The following extract from Samuel Miller (1769-1850) comes from his masterly work, The Christian Education of Children and Youth. In this passage, he urges one particular duty of church officers in raising up and retaining a godly seed for the Church.  It is the time-honored Reformed practice of pastoral catechizing of the youth:

It follows, of course, that the pastor who does not diligently attend to the religious instruction of the young people of his charge, is blind to the comfort, the acceptance, and the popularity of his own ministry. Why is it that so many ministers, before reaching an infirm old age, grow out of date with their people, and lose their influence with them? Especially, why is it that the younger part of their flocks feel so little attraction to them, dislike their preaching, and sigh for a change of pastors? There is reason to believe that this has seldom occurred, except in cases in which pastors have been eminently negligent of the religious training of their young people; in which, however respectable they may have been for their talents, their learning, and their worth, in other respects, they have utterly failed to bind the affections of the children to their persons; to make every one of them revere and love them as affectionate fathers; and, by faithful attentions, to inspire them with the strongest sentiments of veneration and filial attachment. Those whose range of observation has been considerable, have, no doubt, seen examples of ministers, whose preaching was by no means very striking or attractive, yet retaining to the latest period of their lives, the affections of all committed to their care, and especially being the favourites of the young people, who have rallied round them in their old age, and contributed not a little to render their last days both useful and happy. It may be doubted whether such a case ever occurred excepting where the pastor had bestowed much attention on the young people of his charge.

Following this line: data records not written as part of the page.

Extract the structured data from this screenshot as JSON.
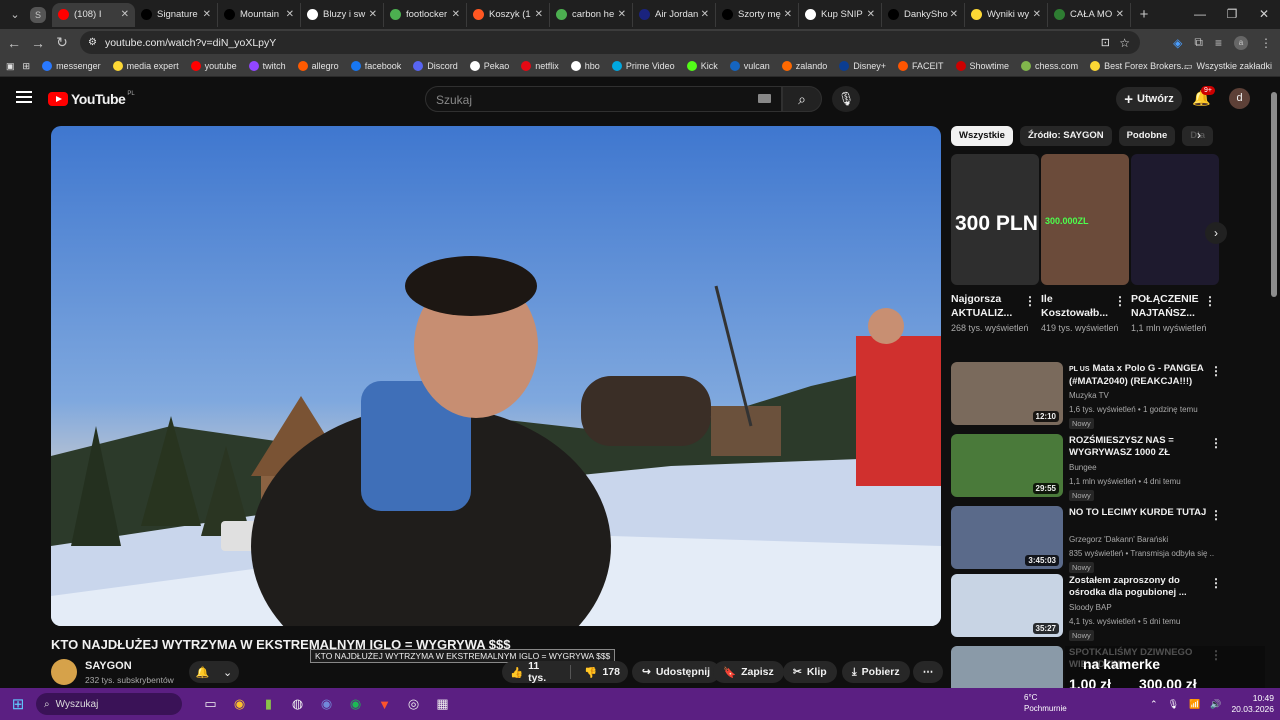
{
  "browser": {
    "tabs": [
      {
        "label": "(108) I",
        "color": "#ff0000",
        "active": true
      },
      {
        "label": "Signature",
        "color": "#000000"
      },
      {
        "label": "Mountain",
        "color": "#000000"
      },
      {
        "label": "Bluzy i sw",
        "color": "#ffffff"
      },
      {
        "label": "footlocker",
        "color": "#4caf50"
      },
      {
        "label": "Koszyk (1",
        "color": "#ff5722"
      },
      {
        "label": "carbon he",
        "color": "#4caf50"
      },
      {
        "label": "Air Jordan",
        "color": "#1a237e"
      },
      {
        "label": "Szorty mę",
        "color": "#000000"
      },
      {
        "label": "Kup SNIP",
        "color": "#ffffff"
      },
      {
        "label": "DankySho",
        "color": "#000000"
      },
      {
        "label": "Wyniki wy",
        "color": "#fdd835"
      },
      {
        "label": "CAŁA MO",
        "color": "#2e7d32"
      }
    ],
    "url": "youtube.com/watch?v=diN_yoXLpyY",
    "bookmarks": [
      {
        "label": "messenger",
        "color": "#2979ff"
      },
      {
        "label": "media expert",
        "color": "#fdd835"
      },
      {
        "label": "youtube",
        "color": "#ff0000"
      },
      {
        "label": "twitch",
        "color": "#9146ff"
      },
      {
        "label": "allegro",
        "color": "#ff5a00"
      },
      {
        "label": "facebook",
        "color": "#1877f2"
      },
      {
        "label": "Discord",
        "color": "#5865f2"
      },
      {
        "label": "Pekao",
        "color": "#ffffff"
      },
      {
        "label": "netflix",
        "color": "#e50914"
      },
      {
        "label": "hbo",
        "color": "#ffffff"
      },
      {
        "label": "Prime Video",
        "color": "#00a8e1"
      },
      {
        "label": "Kick",
        "color": "#53fc18"
      },
      {
        "label": "vulcan",
        "color": "#1565c0"
      },
      {
        "label": "zalando",
        "color": "#ff6900"
      },
      {
        "label": "Disney+",
        "color": "#0b3d91"
      },
      {
        "label": "FACEIT",
        "color": "#ff5500"
      },
      {
        "label": "Showtime",
        "color": "#cc0000"
      },
      {
        "label": "chess.com",
        "color": "#81b64c"
      },
      {
        "label": "Best Forex Brokers...",
        "color": "#fdd835"
      }
    ],
    "all_bookmarks": "Wszystkie zakładki"
  },
  "youtube": {
    "logo": "YouTube",
    "country": "PL",
    "search_placeholder": "Szukaj",
    "create_label": "Utwórz",
    "notif_badge": "9+",
    "avatar_letter": "d"
  },
  "video": {
    "title": "KTO NAJDŁUŻEJ WYTRZYMA W EKSTREMALNYM IGLO = WYGRYWA $$$",
    "tooltip": "KTO NAJDŁUŻEJ WYTRZYMA W EKSTREMALNYM IGLO = WYGRYWA $$$",
    "channel": "SAYGON",
    "subs": "232 tys. subskrybentów",
    "likes": "11 tys.",
    "dislikes": "178",
    "share": "Udostępnij",
    "save": "Zapisz",
    "clip": "Klip",
    "download": "Pobierz"
  },
  "chips": [
    "Wszystkie",
    "Źródło: SAYGON",
    "Podobne",
    "Dla"
  ],
  "shorts": [
    {
      "title": "Najgorsza AKTUALIZ...",
      "views": "268 tys. wyświetleń",
      "overlay": "300 PLN"
    },
    {
      "title": "Ile Kosztowałb...",
      "views": "419 tys. wyświetleń",
      "overlay": "300.000ZL"
    },
    {
      "title": "POŁĄCZENIE NAJTAŃSZ...",
      "views": "1,1 mln wyświetleń",
      "overlay": ""
    }
  ],
  "recs": [
    {
      "title": "Mata x Polo G - PANGEA (#MATA2040) (REAKCJA!!!)",
      "prefix": "PL US",
      "channel": "Muzyka TV",
      "meta": "1,6 tys. wyświetleń • 1 godzinę temu",
      "badge": "Nowy",
      "duration": "12:10"
    },
    {
      "title": "ROZŚMIESZYSZ NAS = WYGRYWASZ 1000 ZŁ",
      "prefix": "",
      "channel": "Bungee",
      "meta": "1,1 mln wyświetleń • 4 dni temu",
      "badge": "Nowy",
      "duration": "29:55"
    },
    {
      "title": "NO TO LECIMY KURDE TUTAJ",
      "prefix": "",
      "channel": "Grzegorz 'Dakann' Barański",
      "meta": "835 wyświetleń • Transmisja odbyła się ...",
      "badge": "Nowy",
      "duration": "3:45:03"
    },
    {
      "title": "Zostałem zaproszony do ośrodka dla pogubionej ...",
      "prefix": "",
      "channel": "Sloody BAP",
      "meta": "4,1 tys. wyświetleń • 5 dni temu",
      "badge": "Nowy",
      "duration": "35:27"
    },
    {
      "title": "SPOTKALIŚMY DZIWNEGO WIE...(DZIN)",
      "prefix": "",
      "channel": "",
      "meta": "",
      "badge": "",
      "duration": ""
    }
  ],
  "overlay": {
    "title": "na kamerke",
    "price1": "1,00 zł",
    "price2": "300,00 zł"
  },
  "taskbar": {
    "search": "Wyszukaj",
    "weather_temp": "6°C",
    "weather_desc": "Pochmurnie",
    "time": "10:49",
    "date": "20.03.2026"
  }
}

Such are some of the evils which flow from neglect on the part of the Church to train up her children in the knowledge of her doctrines and order. She may expect to see a majority of those children—even children of professors of religion—growing up in ignorance and profligacy; of course forsaking the church of their fathers; leaving her either to sink, or to be filled up by converts from without; turning away from those pastors who neglected them; and causing such pastors to experience in their old age, the merited reward of unfaithful servants (22-23).

Here is one big reason why churches, even Reformed ones, lose their youth.  The ministry has neglected catechizing.  Church catechizing, that is.  Much of the evangelical ministry today, sadly, has farmed out its duty here to ‘youth pastors’ – most of whom are often little better than glorified baby-sitters.  At best, it has delegated church education to pious, but unordained lay people.  But as Miller shrewdly observes, this passing on duty is also passing on a major opportunity.  An opportunity for the ministry to win young people’s minds to the principles of the church of their baptism, as well as an opportunity to win their hearts by sustained care and attention.  A profound insight indeed.

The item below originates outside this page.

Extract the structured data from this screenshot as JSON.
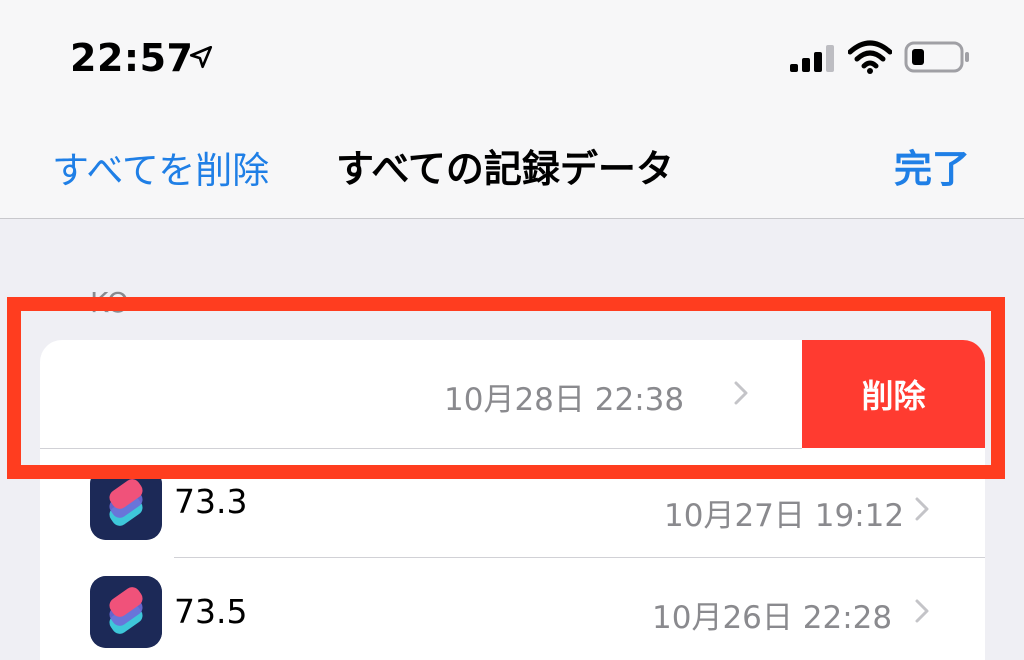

My mind here is taken to a beautiful mental image I have of the good Dr. Luther.   I can’t recall if it was a painting or something I read at some point – but forever irretrievable, I fear.  The master has gathered his pupils around him, and he is imparting a sacred lesson.  The little peasant catechumens are listening with rapt attention, and on occasion one is put on the spot to give an answer.   Here we see the embodiment of duty, of love, and of shrewd church policy, aimed at winning and at retaining the young.

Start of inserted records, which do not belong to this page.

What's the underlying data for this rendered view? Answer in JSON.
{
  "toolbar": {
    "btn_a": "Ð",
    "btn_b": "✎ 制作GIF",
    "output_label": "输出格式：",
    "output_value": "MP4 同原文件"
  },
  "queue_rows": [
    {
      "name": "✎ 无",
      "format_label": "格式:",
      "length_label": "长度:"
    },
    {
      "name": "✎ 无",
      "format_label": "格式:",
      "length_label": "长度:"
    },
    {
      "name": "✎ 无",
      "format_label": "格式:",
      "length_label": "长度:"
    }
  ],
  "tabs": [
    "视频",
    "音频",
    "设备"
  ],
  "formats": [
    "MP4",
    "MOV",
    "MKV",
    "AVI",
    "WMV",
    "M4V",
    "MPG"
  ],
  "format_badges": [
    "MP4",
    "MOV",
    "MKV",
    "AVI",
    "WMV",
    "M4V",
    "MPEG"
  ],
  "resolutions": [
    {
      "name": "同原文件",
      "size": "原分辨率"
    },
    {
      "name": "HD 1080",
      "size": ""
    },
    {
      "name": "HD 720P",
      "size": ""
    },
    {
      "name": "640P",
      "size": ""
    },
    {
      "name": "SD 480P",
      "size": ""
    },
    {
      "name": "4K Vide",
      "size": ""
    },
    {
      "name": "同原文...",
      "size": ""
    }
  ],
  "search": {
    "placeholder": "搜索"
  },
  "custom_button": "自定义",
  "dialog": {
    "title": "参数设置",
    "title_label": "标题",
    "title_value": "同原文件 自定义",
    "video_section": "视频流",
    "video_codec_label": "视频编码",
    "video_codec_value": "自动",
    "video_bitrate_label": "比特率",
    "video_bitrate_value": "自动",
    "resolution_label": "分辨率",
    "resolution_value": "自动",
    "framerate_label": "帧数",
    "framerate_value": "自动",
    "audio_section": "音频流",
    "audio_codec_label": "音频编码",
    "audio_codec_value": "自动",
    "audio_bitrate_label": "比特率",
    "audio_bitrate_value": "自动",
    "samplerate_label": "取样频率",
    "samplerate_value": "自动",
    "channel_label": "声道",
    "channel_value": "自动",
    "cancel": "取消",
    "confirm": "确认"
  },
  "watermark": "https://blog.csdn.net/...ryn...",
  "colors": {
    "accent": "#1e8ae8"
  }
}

We in the Reformed ministry must imitate our Saviour.  “Suffer the little children to come unto me, and forbid them not: for of such is the Kingdom of heaven.”  And when we are done baptizing them, let us yet hold on to them.  Let us retain them in our hearts, in our prayers, in our attentions – and in our devoted, focused instruction of them.  And combining this discipline with godly parenting in the home, by the blessing of the Spirit, shouldn’t we hope to mend the breaches in Zion’s walls?